Simone de Beauvoir
Impossible not to be in awe of Simone de Beauvoir. Most rational of writers, she is objective, but passionate about the plight of women. Yet her four volume autobiography betrays very little emotion. The Second Sex is a wonderful encyclopedia. The personality behind the facts is forceful but non-judgemental and committed to a better scientific understanding of the human condition. But what did Simone feel about her relationship with Sartre and his relationships with other women? I had thought that the emotion came through in the novels. But for me the real Simone de Beauvoir is revealed in Beloved Chicago Man.
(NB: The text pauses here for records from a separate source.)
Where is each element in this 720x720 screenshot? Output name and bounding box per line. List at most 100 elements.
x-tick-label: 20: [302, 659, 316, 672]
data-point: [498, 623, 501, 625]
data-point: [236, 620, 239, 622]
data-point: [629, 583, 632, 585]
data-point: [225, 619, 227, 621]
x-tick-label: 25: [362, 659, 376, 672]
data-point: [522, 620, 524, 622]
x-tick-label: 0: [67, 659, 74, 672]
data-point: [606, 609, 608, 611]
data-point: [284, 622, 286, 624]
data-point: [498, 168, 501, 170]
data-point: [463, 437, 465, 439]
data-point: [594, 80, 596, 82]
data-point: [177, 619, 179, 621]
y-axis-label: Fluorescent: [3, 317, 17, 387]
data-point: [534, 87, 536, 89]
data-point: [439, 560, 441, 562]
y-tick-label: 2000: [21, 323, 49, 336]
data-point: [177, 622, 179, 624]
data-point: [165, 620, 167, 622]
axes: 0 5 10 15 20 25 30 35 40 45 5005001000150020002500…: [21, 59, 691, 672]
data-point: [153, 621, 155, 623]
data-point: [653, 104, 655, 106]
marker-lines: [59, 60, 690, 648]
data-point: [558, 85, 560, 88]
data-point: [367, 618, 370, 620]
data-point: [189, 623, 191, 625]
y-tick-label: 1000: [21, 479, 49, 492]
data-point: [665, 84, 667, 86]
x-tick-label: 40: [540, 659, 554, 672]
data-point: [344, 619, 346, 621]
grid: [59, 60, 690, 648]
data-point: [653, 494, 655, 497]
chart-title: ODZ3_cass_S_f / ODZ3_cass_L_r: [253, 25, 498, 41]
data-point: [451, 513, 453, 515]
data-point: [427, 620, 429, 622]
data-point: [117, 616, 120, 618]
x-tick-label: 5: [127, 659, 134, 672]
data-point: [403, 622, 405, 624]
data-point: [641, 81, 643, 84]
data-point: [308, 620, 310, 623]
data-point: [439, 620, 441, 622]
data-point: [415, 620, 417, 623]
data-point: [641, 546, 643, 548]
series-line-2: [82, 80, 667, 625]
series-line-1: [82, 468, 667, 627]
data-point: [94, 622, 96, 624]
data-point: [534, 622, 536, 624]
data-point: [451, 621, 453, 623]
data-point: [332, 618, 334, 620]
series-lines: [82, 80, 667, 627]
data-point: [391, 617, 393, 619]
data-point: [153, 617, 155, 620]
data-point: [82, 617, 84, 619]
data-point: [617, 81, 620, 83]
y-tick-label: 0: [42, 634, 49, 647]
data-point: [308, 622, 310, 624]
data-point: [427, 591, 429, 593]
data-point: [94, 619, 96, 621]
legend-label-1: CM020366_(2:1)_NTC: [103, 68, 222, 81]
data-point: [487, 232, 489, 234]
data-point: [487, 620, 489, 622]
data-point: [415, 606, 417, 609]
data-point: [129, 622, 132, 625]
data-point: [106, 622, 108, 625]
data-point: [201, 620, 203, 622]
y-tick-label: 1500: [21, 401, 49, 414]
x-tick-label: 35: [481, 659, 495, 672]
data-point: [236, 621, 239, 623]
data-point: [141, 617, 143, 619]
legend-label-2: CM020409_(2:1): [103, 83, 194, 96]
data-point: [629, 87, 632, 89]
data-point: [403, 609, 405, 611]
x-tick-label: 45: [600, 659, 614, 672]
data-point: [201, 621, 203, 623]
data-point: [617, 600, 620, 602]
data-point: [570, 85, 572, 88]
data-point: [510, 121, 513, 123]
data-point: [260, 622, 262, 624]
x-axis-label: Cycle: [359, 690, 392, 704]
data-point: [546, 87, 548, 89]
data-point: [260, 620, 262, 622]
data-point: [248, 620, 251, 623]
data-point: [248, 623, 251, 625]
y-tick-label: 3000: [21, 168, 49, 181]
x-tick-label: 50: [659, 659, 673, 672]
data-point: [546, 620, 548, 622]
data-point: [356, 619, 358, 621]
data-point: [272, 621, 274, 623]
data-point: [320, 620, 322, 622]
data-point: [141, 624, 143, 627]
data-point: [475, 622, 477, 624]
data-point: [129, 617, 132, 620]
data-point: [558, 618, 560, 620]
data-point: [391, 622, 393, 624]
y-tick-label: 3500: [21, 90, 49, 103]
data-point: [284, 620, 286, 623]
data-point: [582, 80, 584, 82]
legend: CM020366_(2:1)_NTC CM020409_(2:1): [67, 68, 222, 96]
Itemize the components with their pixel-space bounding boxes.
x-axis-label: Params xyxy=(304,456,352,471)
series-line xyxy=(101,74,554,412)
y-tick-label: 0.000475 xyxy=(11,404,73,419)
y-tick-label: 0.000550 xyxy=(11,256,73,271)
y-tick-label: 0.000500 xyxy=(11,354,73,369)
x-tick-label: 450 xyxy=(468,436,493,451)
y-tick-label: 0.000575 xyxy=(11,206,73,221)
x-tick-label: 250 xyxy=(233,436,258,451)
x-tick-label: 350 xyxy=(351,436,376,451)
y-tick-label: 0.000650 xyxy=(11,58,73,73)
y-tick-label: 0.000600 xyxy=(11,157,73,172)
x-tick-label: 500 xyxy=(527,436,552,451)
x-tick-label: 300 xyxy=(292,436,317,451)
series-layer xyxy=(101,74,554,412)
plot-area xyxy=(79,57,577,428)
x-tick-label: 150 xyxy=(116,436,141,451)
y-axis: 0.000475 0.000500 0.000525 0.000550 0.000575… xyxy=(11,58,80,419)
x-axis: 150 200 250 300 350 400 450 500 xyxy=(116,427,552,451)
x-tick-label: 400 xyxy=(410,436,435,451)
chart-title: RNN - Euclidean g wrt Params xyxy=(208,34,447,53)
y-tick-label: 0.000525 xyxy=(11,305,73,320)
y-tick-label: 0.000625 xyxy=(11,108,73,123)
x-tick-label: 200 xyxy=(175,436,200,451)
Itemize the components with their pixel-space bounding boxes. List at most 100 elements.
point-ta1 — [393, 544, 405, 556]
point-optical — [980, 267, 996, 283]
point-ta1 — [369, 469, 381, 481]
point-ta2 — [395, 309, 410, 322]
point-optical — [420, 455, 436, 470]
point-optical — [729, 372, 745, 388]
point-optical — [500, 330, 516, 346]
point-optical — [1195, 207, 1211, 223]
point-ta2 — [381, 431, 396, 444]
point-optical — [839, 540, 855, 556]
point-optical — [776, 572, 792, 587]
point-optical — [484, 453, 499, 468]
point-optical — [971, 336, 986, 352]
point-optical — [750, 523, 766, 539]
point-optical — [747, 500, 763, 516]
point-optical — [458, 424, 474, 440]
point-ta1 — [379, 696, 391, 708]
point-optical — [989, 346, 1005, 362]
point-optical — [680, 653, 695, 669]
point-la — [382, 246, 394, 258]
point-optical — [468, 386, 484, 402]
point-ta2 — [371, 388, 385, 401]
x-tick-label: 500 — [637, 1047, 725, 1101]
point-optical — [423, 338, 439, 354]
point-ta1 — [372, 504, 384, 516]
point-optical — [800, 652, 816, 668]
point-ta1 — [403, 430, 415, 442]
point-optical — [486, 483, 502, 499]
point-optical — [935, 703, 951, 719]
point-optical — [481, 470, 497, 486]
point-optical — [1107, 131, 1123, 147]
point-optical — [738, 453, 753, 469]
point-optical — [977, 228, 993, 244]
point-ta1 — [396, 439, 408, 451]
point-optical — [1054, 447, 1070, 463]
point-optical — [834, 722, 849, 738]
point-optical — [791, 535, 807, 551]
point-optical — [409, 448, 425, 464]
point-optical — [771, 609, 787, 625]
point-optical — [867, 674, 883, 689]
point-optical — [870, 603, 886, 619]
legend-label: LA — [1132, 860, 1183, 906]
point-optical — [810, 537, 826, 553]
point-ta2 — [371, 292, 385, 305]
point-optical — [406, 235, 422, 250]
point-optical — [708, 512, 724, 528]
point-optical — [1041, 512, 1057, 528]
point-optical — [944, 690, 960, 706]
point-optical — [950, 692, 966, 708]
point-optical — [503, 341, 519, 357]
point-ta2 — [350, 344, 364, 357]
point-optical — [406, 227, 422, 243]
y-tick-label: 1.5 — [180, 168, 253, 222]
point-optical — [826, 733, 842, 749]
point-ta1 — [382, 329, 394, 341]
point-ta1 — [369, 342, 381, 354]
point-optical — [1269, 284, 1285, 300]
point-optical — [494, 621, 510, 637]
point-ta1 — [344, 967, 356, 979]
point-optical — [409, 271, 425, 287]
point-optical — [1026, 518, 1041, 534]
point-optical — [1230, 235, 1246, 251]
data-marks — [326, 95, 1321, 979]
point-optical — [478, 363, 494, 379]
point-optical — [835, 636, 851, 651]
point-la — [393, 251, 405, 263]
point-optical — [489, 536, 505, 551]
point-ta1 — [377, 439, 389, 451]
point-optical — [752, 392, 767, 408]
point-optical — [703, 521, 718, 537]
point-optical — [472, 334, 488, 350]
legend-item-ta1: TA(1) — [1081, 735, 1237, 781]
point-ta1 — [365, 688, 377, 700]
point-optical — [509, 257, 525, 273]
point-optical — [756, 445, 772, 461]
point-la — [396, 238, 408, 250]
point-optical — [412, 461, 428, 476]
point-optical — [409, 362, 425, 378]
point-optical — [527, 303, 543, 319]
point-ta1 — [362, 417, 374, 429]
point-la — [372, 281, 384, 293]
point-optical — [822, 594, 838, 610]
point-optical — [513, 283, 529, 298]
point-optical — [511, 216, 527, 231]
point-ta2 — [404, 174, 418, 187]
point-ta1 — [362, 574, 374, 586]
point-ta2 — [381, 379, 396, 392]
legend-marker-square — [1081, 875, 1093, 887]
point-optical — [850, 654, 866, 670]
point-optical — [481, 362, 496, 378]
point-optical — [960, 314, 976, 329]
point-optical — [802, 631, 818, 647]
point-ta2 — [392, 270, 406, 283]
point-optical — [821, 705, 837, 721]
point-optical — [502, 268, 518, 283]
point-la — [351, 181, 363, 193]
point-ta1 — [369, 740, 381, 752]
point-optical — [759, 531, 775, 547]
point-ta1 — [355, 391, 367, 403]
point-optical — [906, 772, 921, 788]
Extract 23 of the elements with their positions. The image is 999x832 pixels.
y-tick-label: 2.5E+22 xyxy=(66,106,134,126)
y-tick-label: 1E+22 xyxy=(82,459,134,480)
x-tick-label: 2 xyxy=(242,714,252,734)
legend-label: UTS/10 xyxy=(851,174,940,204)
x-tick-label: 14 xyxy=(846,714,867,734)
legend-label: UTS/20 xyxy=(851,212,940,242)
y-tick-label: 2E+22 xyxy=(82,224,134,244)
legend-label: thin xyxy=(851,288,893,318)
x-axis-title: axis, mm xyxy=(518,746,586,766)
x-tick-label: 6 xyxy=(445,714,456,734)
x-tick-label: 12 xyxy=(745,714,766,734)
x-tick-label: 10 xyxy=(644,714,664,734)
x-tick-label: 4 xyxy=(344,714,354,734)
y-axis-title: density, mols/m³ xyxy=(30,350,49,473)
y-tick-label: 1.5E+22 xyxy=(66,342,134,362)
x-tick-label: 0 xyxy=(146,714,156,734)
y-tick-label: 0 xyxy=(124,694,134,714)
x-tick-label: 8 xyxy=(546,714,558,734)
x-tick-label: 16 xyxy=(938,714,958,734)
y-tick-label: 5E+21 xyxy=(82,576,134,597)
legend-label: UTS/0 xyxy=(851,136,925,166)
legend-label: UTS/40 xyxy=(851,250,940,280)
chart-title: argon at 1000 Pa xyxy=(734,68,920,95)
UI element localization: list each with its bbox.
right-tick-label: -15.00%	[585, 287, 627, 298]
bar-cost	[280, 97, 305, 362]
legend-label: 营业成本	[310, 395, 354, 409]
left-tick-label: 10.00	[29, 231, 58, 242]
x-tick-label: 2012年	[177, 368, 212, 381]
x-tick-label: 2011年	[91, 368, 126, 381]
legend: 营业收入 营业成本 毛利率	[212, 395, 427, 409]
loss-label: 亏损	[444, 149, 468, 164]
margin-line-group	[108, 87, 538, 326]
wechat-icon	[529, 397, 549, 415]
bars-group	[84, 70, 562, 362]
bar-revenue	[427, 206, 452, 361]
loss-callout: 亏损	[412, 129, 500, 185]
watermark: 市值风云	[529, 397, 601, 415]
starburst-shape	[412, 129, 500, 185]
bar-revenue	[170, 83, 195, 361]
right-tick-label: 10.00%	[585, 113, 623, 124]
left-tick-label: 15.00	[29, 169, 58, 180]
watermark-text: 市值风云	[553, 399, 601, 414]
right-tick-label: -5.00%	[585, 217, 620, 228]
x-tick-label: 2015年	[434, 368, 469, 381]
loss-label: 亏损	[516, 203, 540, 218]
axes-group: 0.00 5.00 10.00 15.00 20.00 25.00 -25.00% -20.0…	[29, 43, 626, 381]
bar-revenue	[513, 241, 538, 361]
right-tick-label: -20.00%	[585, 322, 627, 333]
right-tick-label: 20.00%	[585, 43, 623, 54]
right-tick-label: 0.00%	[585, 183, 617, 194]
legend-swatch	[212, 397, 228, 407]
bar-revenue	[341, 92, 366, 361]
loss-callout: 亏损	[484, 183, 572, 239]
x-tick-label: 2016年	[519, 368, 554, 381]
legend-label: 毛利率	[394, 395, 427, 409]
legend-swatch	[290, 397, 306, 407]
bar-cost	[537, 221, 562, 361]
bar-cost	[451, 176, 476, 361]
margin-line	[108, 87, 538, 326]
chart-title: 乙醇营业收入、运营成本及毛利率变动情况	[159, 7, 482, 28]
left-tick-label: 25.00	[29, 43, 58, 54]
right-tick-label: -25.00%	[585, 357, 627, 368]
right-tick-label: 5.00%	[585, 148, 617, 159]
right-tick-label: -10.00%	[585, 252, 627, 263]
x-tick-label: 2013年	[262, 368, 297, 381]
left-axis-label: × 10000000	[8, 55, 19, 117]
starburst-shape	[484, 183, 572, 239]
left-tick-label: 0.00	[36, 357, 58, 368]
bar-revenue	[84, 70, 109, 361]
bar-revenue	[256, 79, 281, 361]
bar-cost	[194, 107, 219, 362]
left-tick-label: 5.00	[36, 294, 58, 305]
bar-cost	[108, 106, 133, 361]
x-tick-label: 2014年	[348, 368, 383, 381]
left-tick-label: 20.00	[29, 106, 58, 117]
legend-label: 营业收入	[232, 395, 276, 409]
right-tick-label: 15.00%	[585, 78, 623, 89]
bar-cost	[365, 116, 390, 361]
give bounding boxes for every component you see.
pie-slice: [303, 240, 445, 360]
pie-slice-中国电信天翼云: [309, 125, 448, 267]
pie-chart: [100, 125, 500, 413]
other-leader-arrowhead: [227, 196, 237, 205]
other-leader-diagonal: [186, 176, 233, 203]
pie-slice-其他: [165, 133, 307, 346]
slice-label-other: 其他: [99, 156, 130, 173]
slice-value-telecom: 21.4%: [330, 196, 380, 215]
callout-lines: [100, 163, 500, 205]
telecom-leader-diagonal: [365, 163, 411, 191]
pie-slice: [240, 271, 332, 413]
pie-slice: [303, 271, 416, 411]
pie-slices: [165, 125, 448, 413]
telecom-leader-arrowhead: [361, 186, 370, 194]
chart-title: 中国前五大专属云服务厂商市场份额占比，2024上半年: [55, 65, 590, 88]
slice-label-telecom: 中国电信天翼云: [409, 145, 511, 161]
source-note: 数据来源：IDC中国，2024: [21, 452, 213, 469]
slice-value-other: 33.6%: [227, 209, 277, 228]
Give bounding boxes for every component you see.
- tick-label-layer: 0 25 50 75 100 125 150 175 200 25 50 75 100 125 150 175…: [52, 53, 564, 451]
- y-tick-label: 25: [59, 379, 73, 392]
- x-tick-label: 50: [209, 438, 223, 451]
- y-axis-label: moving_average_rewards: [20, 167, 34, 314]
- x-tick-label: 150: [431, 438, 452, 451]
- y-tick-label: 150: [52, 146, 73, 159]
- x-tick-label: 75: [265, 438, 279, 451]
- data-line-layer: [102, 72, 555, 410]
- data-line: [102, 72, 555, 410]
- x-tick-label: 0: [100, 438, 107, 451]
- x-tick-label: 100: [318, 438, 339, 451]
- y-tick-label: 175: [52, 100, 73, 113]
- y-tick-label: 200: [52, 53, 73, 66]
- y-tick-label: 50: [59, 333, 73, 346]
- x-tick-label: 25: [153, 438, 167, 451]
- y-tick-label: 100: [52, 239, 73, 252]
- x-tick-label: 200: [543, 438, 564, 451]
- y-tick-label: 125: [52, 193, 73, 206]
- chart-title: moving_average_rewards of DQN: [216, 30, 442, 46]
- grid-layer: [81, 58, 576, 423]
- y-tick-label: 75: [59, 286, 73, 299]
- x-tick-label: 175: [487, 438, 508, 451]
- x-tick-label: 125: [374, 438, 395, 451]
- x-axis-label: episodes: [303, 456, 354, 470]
In her letters to Nelson Algren written in English (because he never even attempted to learn French), she is very funny indeed. She describes most vividly her daily life in Paris. In these letters she is not the logical thinker that was the power behind Sartre. She is the proud tenant of a new flat, giving a dinner party where the main meal was tinned potatoes and ham out of another tin. “you would have been proud of my skill with a can opener, but I could have done with your help.” A bottle of whiskey saved the day.
She was an adventurous cyclist, walker and skier as well as into driving her car across the Sahara. Not something one associates with nights spent in intense existentialist conversation in the bars and cafes of Paris and Chicago. She came off her bike and lost a tooth, as can be seen in the picture of her and Nelson. She was unable to swim and nearly drowned in Lake Michigan.
The real Simone de Beauvoir is elusive. I visited Les Deux Magots but found it hard to imagine her working at one of the tables; coffee cups competing with writing materials on the small table. Her flat from the outside looks very ordinary. Visiting her grave was intensely emotional but what were all those metro tickets doing? Who placed them so reverently on her grave?